Friday, 6 February 2009

Helping C++ compilers determine literal types

A little while back I was looking around for some coding standards to improve my work. I stumbled upon some id Software C++ Coding Conventions which were quite useful, especially the comments about using "const" as much as possible. Also have a look at the comments, especially about the book,“C++ Coding Standards” by H. Sutter et al, Addison-Wesley, Feb 2005.

Another recommendation that puzzled me was using the suffix "f" when specify floats. For example, 0.0f instead of just 0.0. For the longest while, I just did it but it occured to me that perhaps I should do this for other numbers too. I looked what I should do for integers, doubles and so on.

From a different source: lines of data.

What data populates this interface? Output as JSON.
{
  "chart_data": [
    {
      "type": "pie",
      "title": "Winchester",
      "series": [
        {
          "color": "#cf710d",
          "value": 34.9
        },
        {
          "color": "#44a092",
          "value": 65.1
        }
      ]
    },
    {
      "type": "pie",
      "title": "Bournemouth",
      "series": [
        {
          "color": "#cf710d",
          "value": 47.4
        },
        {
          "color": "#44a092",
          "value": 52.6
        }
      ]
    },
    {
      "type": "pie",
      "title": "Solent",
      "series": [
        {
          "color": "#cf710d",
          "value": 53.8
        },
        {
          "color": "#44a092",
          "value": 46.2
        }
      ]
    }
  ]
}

There are only a few situations where doing this is useful. Those situations are for:
  • long int, 35000L
  • unsigned int, 10000U
  • unsigned long, 12323UL
  • floats, 1.0f
  • long double, 1001.2L
The reason you would want to do this is to use the less expensive data type when possible. A float is less expensive than a double. By adding the a suffix, this helps the compiler determine whether a number is a float or a double.

See for page 55, under the topic Literals in "C++: A Beginner's Guide" by Herbert Schildt, Edition: 2, Published by McGraw-Hill Professional, 2003 for more details. The book is also available on Google Books.